In fact, these proteins constitute a great option as a target for treatments, since due to their location (on the cell surface) they are easily accessible and, due to the genetic nature of cancer (cancerous growths are caused by certain damage to the DNA of the cells that make them reproduce without control) some of them are altered in cancer cells, which allows acting exclusively or preferentially against them without damaging healthy tissue.
Once potential targets have been identified, there are several therapies that can target them.
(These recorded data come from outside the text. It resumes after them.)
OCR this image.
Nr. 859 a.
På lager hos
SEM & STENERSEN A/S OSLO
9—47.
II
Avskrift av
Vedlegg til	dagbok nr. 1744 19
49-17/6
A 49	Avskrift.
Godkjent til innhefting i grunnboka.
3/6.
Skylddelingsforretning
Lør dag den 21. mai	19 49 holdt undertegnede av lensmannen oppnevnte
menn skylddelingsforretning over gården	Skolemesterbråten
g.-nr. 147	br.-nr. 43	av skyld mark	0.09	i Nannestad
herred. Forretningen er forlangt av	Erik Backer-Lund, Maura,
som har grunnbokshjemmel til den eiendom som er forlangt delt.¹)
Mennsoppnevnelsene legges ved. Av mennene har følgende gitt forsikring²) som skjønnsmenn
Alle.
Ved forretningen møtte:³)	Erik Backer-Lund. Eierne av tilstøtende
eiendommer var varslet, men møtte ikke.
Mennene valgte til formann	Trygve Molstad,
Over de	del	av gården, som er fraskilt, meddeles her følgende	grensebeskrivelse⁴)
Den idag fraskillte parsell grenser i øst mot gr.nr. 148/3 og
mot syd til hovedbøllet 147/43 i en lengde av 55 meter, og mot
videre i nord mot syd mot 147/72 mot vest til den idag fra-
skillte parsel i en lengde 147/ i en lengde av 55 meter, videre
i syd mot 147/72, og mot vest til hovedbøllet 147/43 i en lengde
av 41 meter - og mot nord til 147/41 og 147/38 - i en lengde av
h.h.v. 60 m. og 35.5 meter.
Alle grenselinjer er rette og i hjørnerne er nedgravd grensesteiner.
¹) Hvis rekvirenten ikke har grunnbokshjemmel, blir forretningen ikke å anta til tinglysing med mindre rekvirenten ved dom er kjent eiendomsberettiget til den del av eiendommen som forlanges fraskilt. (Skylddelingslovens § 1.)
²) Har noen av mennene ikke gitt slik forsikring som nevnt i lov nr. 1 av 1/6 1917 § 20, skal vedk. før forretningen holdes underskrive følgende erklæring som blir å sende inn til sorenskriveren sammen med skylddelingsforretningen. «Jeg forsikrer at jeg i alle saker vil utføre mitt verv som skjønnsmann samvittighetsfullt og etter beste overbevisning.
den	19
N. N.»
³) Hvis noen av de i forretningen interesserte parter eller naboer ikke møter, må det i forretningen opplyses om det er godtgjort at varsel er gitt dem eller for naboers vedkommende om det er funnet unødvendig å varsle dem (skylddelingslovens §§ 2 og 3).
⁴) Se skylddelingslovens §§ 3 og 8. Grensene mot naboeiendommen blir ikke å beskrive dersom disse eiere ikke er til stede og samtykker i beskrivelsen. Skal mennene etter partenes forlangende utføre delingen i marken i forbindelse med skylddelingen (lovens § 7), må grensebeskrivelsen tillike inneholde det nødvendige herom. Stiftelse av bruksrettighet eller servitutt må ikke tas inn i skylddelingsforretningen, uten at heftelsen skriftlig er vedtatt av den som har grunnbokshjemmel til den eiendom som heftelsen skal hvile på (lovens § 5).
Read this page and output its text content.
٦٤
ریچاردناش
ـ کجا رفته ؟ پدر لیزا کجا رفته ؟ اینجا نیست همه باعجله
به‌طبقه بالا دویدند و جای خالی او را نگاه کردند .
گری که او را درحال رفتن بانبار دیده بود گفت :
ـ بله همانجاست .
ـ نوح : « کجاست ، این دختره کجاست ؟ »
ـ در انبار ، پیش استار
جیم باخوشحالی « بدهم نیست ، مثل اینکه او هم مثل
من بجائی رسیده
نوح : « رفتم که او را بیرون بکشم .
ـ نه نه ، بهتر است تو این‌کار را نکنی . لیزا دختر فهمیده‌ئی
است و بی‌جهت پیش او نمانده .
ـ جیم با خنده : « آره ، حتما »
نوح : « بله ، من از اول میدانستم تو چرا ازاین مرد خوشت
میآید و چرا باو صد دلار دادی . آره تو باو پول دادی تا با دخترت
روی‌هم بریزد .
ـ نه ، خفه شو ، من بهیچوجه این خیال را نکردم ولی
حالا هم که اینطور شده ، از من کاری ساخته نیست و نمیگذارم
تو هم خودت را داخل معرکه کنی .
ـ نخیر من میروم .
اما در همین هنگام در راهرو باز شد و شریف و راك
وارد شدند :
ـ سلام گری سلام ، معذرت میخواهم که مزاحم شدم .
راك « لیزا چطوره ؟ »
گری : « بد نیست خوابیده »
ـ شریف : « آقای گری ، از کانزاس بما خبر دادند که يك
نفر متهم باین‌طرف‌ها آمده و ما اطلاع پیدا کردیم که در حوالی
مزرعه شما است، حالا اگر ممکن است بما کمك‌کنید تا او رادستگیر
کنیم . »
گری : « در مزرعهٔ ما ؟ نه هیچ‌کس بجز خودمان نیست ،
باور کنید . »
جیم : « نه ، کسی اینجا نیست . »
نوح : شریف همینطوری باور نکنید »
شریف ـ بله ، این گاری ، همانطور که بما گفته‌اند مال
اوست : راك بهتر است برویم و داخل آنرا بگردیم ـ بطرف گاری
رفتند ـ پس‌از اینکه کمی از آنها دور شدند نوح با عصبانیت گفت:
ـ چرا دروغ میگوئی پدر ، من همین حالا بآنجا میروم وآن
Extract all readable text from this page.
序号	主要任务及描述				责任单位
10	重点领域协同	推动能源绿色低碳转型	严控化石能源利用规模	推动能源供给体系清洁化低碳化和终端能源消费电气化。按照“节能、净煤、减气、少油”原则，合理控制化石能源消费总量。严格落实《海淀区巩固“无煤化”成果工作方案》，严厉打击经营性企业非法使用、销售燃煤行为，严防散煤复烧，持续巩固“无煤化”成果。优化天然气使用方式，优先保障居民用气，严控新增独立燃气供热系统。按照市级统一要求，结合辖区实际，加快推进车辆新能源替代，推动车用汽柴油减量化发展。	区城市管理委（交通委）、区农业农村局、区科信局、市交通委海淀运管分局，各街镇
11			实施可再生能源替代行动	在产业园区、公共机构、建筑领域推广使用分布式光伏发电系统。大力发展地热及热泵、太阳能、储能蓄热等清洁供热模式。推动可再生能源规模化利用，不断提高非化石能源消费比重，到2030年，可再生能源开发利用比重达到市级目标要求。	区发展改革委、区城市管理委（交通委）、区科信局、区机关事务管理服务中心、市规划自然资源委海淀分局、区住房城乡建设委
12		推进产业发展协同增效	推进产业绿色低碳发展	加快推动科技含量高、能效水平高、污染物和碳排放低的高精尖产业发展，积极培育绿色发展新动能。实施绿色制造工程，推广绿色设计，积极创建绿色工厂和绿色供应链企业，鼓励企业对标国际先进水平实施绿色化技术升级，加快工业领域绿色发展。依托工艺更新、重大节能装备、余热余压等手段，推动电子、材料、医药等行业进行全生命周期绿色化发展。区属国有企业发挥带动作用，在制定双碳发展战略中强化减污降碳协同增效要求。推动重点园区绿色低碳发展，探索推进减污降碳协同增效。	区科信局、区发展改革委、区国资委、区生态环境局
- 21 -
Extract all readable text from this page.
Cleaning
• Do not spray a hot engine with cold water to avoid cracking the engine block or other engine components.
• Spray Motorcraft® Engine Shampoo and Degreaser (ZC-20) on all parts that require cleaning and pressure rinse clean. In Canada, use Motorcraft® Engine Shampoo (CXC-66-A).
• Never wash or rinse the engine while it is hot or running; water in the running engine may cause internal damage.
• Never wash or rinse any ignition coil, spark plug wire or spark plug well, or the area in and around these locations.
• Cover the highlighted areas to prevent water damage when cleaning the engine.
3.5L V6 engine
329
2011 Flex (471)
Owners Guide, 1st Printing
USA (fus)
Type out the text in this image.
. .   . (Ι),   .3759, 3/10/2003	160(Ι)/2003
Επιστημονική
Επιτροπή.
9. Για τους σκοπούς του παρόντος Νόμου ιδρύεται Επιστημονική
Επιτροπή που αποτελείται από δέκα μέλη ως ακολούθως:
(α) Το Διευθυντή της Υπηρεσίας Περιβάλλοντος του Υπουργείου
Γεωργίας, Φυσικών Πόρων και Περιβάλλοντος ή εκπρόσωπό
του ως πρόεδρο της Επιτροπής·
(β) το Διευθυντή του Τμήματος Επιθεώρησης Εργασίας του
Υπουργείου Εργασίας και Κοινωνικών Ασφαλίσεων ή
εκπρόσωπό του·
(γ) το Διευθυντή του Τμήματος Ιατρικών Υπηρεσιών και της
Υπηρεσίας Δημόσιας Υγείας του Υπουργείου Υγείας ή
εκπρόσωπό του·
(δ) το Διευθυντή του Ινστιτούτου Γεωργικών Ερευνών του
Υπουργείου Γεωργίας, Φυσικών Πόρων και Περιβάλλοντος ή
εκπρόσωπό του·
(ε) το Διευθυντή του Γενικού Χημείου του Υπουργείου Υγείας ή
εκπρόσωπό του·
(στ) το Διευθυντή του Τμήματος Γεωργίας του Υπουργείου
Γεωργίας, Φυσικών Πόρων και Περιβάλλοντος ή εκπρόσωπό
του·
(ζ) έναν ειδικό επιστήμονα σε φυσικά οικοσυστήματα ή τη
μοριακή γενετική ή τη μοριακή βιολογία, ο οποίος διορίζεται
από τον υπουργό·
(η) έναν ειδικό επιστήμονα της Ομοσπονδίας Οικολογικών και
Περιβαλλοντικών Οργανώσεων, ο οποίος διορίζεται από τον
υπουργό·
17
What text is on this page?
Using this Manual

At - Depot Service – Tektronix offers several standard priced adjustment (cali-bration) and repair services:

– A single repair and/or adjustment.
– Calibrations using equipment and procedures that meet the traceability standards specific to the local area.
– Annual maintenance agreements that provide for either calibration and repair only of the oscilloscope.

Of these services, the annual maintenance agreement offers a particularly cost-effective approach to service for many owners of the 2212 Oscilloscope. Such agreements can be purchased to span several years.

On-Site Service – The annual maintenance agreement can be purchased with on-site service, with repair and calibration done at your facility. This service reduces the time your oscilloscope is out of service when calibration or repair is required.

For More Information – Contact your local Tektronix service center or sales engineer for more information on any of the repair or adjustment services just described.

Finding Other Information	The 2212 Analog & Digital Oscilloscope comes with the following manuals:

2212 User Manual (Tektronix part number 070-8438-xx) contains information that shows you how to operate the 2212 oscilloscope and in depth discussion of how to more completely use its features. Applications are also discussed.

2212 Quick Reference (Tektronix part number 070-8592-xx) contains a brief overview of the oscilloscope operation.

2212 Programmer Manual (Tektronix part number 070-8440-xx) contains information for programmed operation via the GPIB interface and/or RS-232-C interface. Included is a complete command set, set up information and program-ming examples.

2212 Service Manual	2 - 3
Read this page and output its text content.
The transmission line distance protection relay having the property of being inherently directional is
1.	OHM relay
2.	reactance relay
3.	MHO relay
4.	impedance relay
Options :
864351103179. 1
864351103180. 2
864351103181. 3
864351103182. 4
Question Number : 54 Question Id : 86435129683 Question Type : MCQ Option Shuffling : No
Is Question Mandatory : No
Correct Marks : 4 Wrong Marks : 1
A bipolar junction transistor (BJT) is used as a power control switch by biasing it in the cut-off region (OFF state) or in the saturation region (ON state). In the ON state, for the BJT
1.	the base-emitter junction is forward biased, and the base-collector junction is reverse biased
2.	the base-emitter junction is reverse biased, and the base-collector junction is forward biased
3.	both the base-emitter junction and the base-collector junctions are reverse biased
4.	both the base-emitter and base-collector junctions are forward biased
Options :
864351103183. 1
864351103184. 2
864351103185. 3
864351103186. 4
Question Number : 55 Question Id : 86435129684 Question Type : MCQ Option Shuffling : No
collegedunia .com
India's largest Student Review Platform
The most appropriate, perhaps, belongs to the branch of immunotherapy, an approach that in recent years has made its way among the traditional options (chemotherapy, radiotherapy, and surgery) due to its good results and its (comparatively) fewer adverse effects. It involves the use of drug-conjugated antibodies (DCA), an antibody attached to a drug, which gives it a 'double' antitumor action.
clinic road
For now, the strategy has been tested in vitro and in animal models, contexts in which it has shown great efficacy and specificity in triple-negative tumors, blocking the replication cycle of cancer cells and even achieving the death of the cells. themselves.
This means that the treatment will still have to go through clinical trials exploring its efficacy and safety in humans before it is considered viable for use in the clinical setting. However, the results obtained so far crown it as a promising option and an example of the latest and vertiginous advances in the oncology field.